Los surrealistas soñaban con quemar el Louvre de lunes a sábado. El domingo descansaban y lo imaginaban mucho más animado. “Nada me parece que se asemeje tanto a un burdel como un museo”, dejó dicho uno de los colaboradores de “la revolución surrealista” más activos, el escritor Michel Leiris. Había que liberarse de su peso. Incinerarlo para volver a empezar de cero. Acabar con las referencias, sodomizarlas. Empecinados en su postureo romanticón, los surrealistas fracasaron. Demasiada absenta, poca concreción.
Un siglo después, ha sido el museo mismo el que ha cumplido con los sueños húmedos de aquellos artistas de canapé. El apoteosis del lupanar que imaginaron tiene forma de cojín estampado con un cuadro de Joan Miró que reivindicaba las revueltas de Mayo del 68. Ya puedes soñar con la revolución en el sofá de tu casa por 30 euros. También tejió alfombras para deslumbrar a tus visitas o en las que recostarte y echarte a dormir. No faltan las toallas del genio catalán con las que secar las pesadillas de la realidad. Por supuesto, tazas de café.
Y un monedero para la calderilla. El museo se ha vuelto indiferente al arte que deja indiferente. La nueva máquina de producción de imágenes necesita convertir las obsesiones de un artista como Miró en carne de merchandising. Si ese oro y azul de su famoso cuadro de los años sesenta, antes era la misma luz de Cataluña, ahora, en la Fundació Joan Miró, es un estupendo monedero de 15,60 euros, en el que aparecen la mujer, el hombre las estrellas, el pájaro, la luna y el sol, sobre un fondo amarillo tan ácido que hace gritar al resto de colores.
Esencia Miró
Miró pasea por su pueblo. Observa y pregunta al herrero, charla con el alfarero, ahí está el ebanista. Ahora se fija en el color de una persiana. Esa barca. El arado. Las tierras de labranza. El pintor ha convertido Montroig, donde sus padres compraron una masía, en un lugar sagrado. La escuela es la naturaleza y él es un aprendiz hambriento. Se cruza con un asno y una cabra, conejos, gallinas, palomas y un caracol. Le interesa ese cactus y el eucalipto. Quiere transformar la realidad en fantasía. La granja late en toda la obra de Miró.

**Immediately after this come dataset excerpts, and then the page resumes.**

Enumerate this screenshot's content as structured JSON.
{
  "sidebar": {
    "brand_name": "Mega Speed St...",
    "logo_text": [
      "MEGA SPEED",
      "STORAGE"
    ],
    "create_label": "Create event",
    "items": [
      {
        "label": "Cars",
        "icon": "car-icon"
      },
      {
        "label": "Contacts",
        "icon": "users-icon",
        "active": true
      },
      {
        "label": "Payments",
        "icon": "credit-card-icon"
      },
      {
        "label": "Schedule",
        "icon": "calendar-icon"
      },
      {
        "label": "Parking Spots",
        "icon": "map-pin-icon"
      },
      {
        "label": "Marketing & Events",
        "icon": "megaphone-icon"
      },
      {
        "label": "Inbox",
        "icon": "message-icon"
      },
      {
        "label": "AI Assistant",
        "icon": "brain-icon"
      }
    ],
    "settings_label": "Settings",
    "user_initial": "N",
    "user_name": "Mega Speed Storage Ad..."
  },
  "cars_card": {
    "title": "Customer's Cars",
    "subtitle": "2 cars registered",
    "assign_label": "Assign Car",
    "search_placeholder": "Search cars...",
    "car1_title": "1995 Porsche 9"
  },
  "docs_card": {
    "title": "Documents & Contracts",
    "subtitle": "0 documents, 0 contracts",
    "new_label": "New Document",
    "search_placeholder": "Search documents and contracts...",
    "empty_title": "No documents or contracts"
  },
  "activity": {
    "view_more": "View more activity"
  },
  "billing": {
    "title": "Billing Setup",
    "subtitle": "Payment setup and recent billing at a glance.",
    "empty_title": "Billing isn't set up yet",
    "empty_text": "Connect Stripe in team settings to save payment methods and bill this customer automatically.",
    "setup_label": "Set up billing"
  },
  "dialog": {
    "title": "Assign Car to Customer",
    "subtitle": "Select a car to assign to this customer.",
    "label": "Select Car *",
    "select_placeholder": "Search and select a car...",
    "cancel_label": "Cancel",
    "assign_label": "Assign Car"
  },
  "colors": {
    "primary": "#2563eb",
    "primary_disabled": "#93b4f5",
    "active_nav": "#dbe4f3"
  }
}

La masía fue el resumen de toda su vida en el campo. Y el paisaje termina por reducirse y concretarse en el guijarro, en el grano de arena. Hasta llegar al signo. “Creo que es insensato darle más valor a una montaña que a una hormiga, por lo que no dudaba en pasarme horas y horas para darle vida a la hormiga”, dijo en 1928. Ahora también la tiene una bandeja para el desayuno (a 124 euros, ojo).
Miró de la tierra al lienzo y viceversa. Es el más arraigado de los catalanes y el más libre: la inmersión catalana se cruza con la aventura poética parisina. Allí, en la Rue Blomet y en la Cité des Fusains, pasa los inviernos bajo el paraguas surrealista. Bebe a tragos las burbujas eléctricas de la ciudad en plena efervescencia vanguardista.

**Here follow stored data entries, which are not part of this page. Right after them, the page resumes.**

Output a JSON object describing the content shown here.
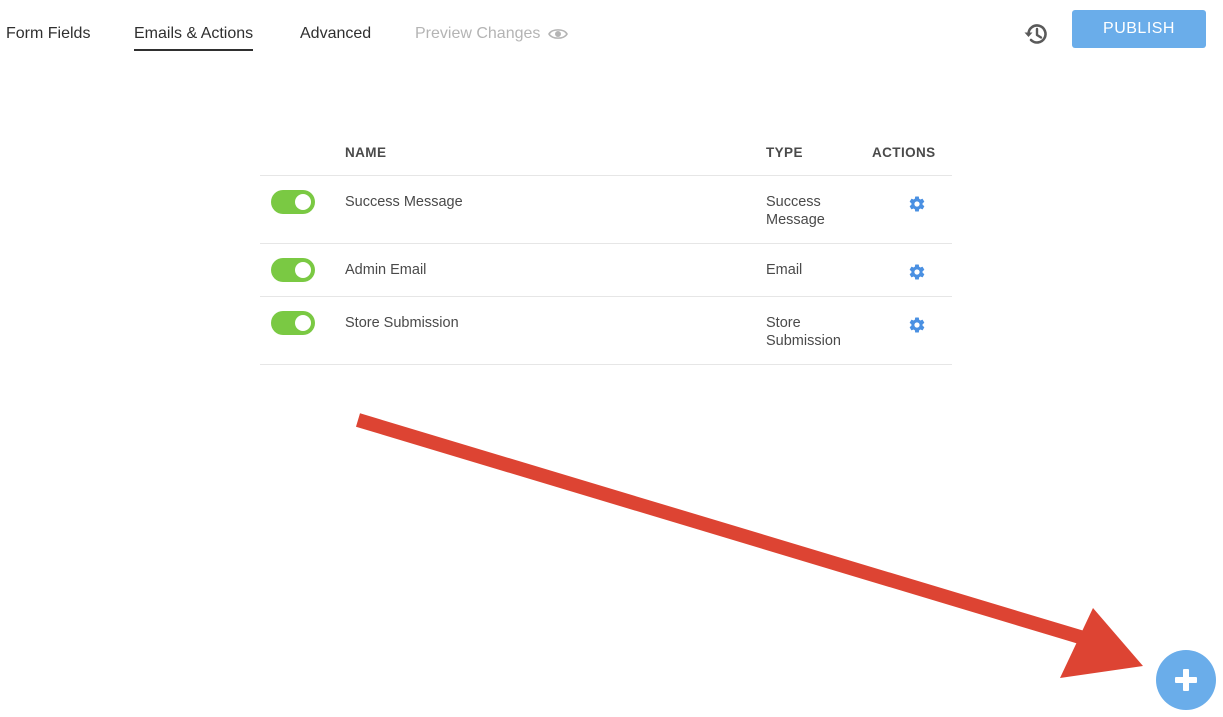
{
  "nav": {
    "tabs": [
      {
        "label": "Form Fields",
        "active": false,
        "disabled": false
      },
      {
        "label": "Emails & Actions",
        "active": true,
        "disabled": false
      },
      {
        "label": "Advanced",
        "active": false,
        "disabled": false
      },
      {
        "label": "Preview Changes",
        "active": false,
        "disabled": true,
        "icon": "eye-icon"
      }
    ],
    "history_icon": "history-icon",
    "publish_label": "PUBLISH"
  },
  "table": {
    "headers": {
      "name": "NAME",
      "type": "TYPE",
      "actions": "ACTIONS"
    },
    "rows": [
      {
        "enabled": true,
        "name": "Success Message",
        "type": "Success Message",
        "action_icon": "gear-icon"
      },
      {
        "enabled": true,
        "name": "Admin Email",
        "type": "Email",
        "action_icon": "gear-icon"
      },
      {
        "enabled": true,
        "name": "Store Submission",
        "type": "Store Submission",
        "action_icon": "gear-icon"
      }
    ]
  },
  "annotation": {
    "type": "arrow",
    "color": "#dd4433",
    "points_to": "add-action-button"
  },
  "add_button": {
    "icon": "plus-icon"
  },
  "colors": {
    "accent": "#6aadea",
    "toggle_on": "#7ac943",
    "disabled_text": "#b4b4b4",
    "annotation_red": "#dd4433"
  }
}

Pero lo que le alimenta es otra cosa, le explica al periodista J. J. Sweeney, en febrero de 1948: “El carácter catalán no se parece a aquel de Málaga o de otros lugares de España. Está muy unido a la tierra. Nosotros los catalanes pensamos que hay que tener los pies firmemente plantados en el suelo si se quiere saltar en el aire. El hecho de que vuelva a la tierra de vez en cuando me permite saltar aún más alto después”.